The Convergence site
What is it?
A convergence site is an academic site that compiles research or data into one place. However, nothing is strictly textual anymore, so there is a need for something to house multimodal projects, data that may be represented in a variety of formats, and to make it all searchable. It is similar to an interactive portfolio, with built in search capabilities.
The “engine”
A Google search engine can be custom tailored for a website and is commonly used on most wiki sites to search terms within the site itself. This site contains a wiki that is in a subdomain, meaning it is not part of the main website structure. A Google search engine pointing to that subdomain would allow the person to search the wiki without having to follow all the links to get to what they need.
“Driving” Research
By expanding the search engine to include Google scholar searches, a student’s or researcher’s wiki can then be linked to an infinite number of scholarly searches that would springboard off of your wiki topic.
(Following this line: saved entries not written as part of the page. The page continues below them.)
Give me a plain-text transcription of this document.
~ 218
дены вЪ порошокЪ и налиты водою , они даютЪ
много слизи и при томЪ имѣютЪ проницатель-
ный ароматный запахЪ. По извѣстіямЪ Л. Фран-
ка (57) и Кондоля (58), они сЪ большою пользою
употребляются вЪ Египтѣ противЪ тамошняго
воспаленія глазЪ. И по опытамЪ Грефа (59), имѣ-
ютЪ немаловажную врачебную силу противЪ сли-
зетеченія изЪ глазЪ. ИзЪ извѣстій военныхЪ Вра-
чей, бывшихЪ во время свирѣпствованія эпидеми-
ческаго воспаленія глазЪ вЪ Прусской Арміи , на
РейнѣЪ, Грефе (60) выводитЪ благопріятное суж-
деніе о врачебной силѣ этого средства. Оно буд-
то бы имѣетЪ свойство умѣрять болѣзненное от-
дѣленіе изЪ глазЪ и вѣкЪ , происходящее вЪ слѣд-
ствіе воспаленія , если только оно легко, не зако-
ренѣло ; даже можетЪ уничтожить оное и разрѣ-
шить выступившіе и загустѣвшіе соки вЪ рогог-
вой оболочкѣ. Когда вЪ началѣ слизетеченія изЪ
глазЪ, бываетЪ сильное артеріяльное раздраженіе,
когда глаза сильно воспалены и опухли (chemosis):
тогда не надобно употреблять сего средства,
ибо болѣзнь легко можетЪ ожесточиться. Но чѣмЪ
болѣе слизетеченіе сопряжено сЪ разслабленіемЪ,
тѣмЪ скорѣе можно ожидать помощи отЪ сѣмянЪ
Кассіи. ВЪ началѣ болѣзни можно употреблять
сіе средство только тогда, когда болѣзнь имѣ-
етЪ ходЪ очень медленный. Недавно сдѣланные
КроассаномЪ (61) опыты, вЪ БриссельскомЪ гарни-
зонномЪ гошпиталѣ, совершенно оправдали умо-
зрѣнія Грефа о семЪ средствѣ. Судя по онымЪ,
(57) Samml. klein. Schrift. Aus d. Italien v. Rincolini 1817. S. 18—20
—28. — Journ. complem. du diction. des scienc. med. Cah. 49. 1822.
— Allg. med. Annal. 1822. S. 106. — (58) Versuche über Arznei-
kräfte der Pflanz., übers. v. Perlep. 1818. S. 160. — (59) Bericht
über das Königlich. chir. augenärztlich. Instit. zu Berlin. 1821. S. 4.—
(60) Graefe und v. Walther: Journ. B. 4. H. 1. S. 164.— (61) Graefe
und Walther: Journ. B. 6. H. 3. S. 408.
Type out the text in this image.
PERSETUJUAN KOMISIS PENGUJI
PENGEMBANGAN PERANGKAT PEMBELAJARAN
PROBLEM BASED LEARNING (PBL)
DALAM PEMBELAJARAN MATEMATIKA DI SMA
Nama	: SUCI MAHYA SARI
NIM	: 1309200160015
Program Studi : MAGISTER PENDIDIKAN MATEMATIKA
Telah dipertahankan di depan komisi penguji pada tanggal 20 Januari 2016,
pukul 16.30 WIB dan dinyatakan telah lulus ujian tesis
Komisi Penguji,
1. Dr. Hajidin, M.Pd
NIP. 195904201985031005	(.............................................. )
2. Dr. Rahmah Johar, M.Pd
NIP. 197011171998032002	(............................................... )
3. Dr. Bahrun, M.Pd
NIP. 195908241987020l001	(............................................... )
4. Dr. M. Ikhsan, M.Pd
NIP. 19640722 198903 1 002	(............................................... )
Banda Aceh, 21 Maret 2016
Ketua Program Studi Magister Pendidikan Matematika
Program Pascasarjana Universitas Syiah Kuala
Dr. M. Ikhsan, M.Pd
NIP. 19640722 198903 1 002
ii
With a convergence engine, your personal research can be connected to thousands of scholars’ research with a simple addition of targeted search engines.
Unique Research
Each researcher has different needs. We may need to house podcasts, videos, interview recordings, 3-D models, lab data, etc. Your main website can serve as a repository for these things. Maybe you are tying it all together with weekly blogs or vlogs. If you are going to maintain a wiki you will likely want to use something like WikiMedia or dokuwiki, which is a very different type of webpage than what you are reading this on. A convergence engine site can help tie these disparate things together, as well as connecting with a much larger world of academic research.